The feds will simply pick a non-profit refugee contractor to run the program unless the governor takes the second step and that is, after being declared a Wilson-Fish state, he or she joins the Tennessee Tenth Amendment case prepared by the Thomas More Law Center.
Not too long about Kansas and New Jersey withdrew, but I haven’t heard a peep out of Governors Brownback (KS) or Christie (NJ) that they would now seek to defend their state’s rights.
Here is a portion of the story about Texas from Vice magazine (emphasis is mine):
…Texas has resorted to withdrawal from the federal resettlement program—but the same number of refugees will continue to be resettled in Texas, according to Victoria Palmer, public affairs specialist for the US Department of Health and Human Services’ Administration for Children and Families. The difference is in the distribution of funds and services for those individuals and families. Currently, the State of Texas receives the funds to distribute to nonprofits, which distribute money to the refugees and offer support services. Now, the Office of Refugee Resettlement (ORR) will instead choose one or a few nonprofits to receive and distribute those funds.

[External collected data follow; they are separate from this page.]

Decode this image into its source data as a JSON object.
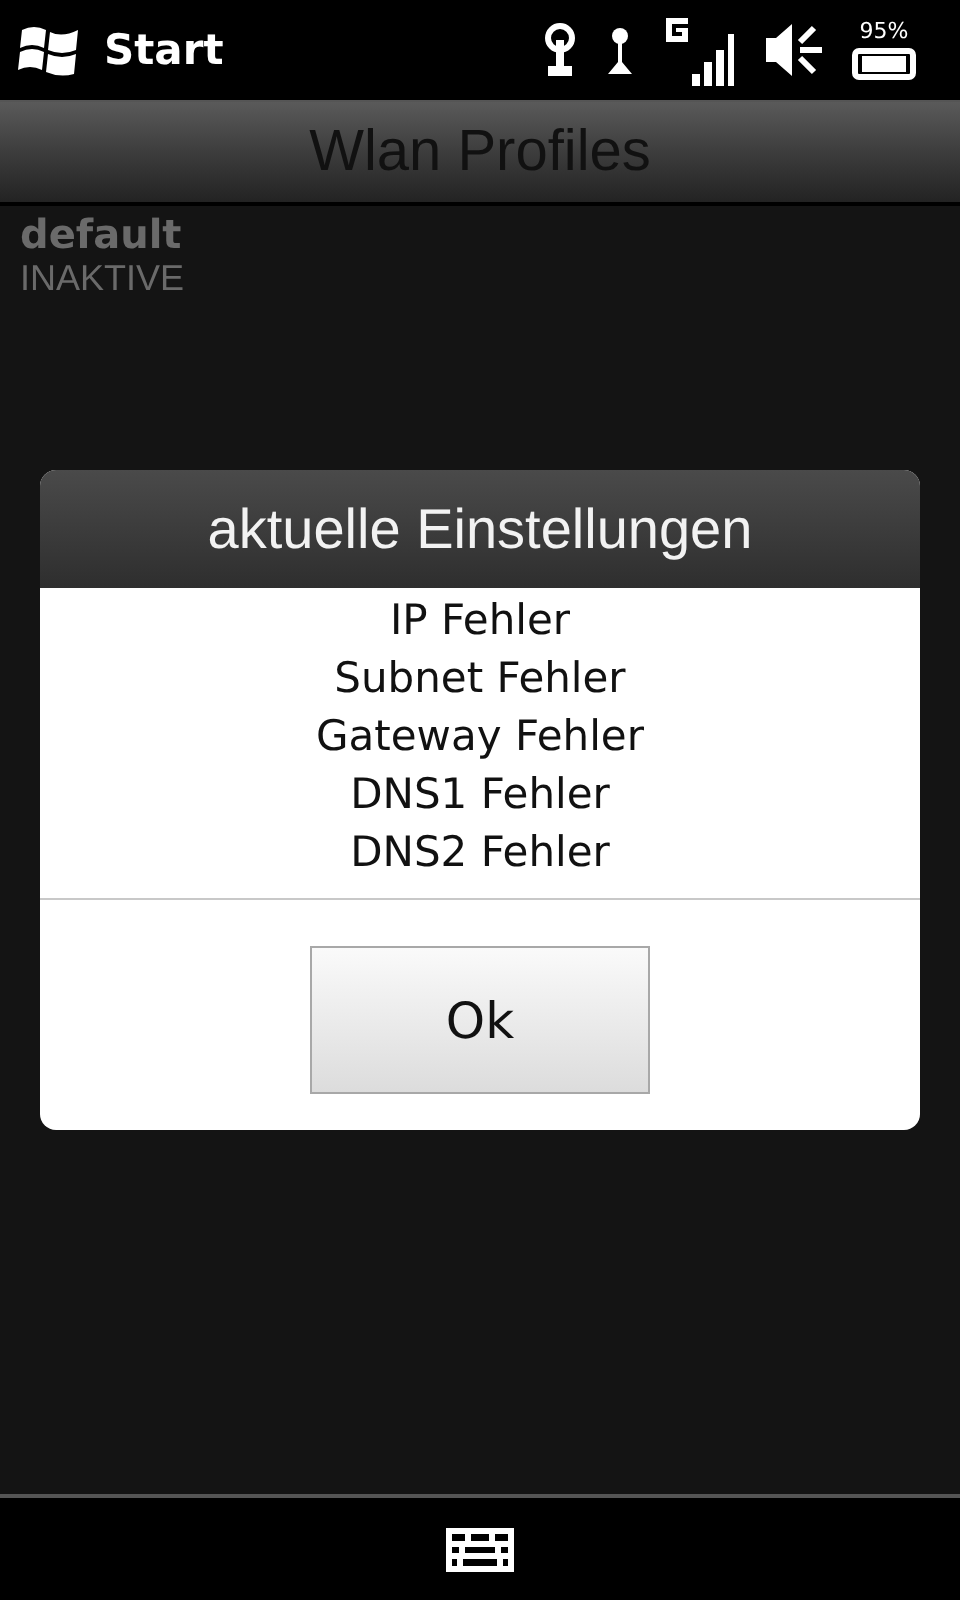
{
  "status_bar": {
    "start_label": "Start",
    "battery_percent": "95%"
  },
  "title_bar": {
    "title": "Wlan Profiles"
  },
  "profile": {
    "name": "default",
    "status": "INAKTIVE"
  },
  "dialog": {
    "title": "aktuelle Einstellungen",
    "lines": [
      "IP Fehler",
      "Subnet Fehler",
      "Gateway Fehler",
      "DNS1 Fehler",
      "DNS2 Fehler"
    ],
    "button": "Ok"
  }
}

“While we of course regret Texas’s decision, ORR is working to appoint designees to administer services to refugees in Texas,” Palmer told me. “ORR is working to prevent a disruption in the delivery of services and benefits to refugees and entrants in Texas.”
And the US Department of State, which screens refugees and works with ORR to distribute them, said Texas would continue to receive all groups of refugees, including Syrians.
“Applicants to the US Refugee Admissions Program are currently subject to the highest level of security checks of any category of traveler to the United States,” a State Department official told me in an emailed statement. “Syrian refugees are screened to an even higher level.”
Since Texas’s withdrawal can’t block resettlement, immigration experts told me the move was purely for show.
Lin and Palmer both told me that Texas would eventually operate resettlement through a model that 12 states already use, called the Wilson-Fish Program. Under that program, the federal government picks one or a few organizations to serve as long-term partners, distributing funds and services to nonprofits and to refugees throughout the state.
Palmer said ORR would soon make a request for “competitive bids” to serve as the distributors.
“The organizations chosen to be the main agency for the state will be more burdened, but these agencies have been doing this for a very long time,” Lin said.
Texas will be the largest state to use the alternative program—which Aaron Rippenkroeger, the CEO and president of Refugee Services Texas, said was cause for concern.
But Rubin of the IRC assured me that Texas’s withdrawal may even open the door to a better resettlement process.
Texas grassroots citizens concerned about refugee resettlement in the state must pressure the governor to take step #2 and sue! But, if you do this, you MUST make sure your Washington reps know what you are doing and how you feel—see calling on Texas (your members of Congress are in key positions to do something!). As I said yesterday, I think you would be stunned to find out how isolated your Washington reps are in their little Capitol Hill bubble.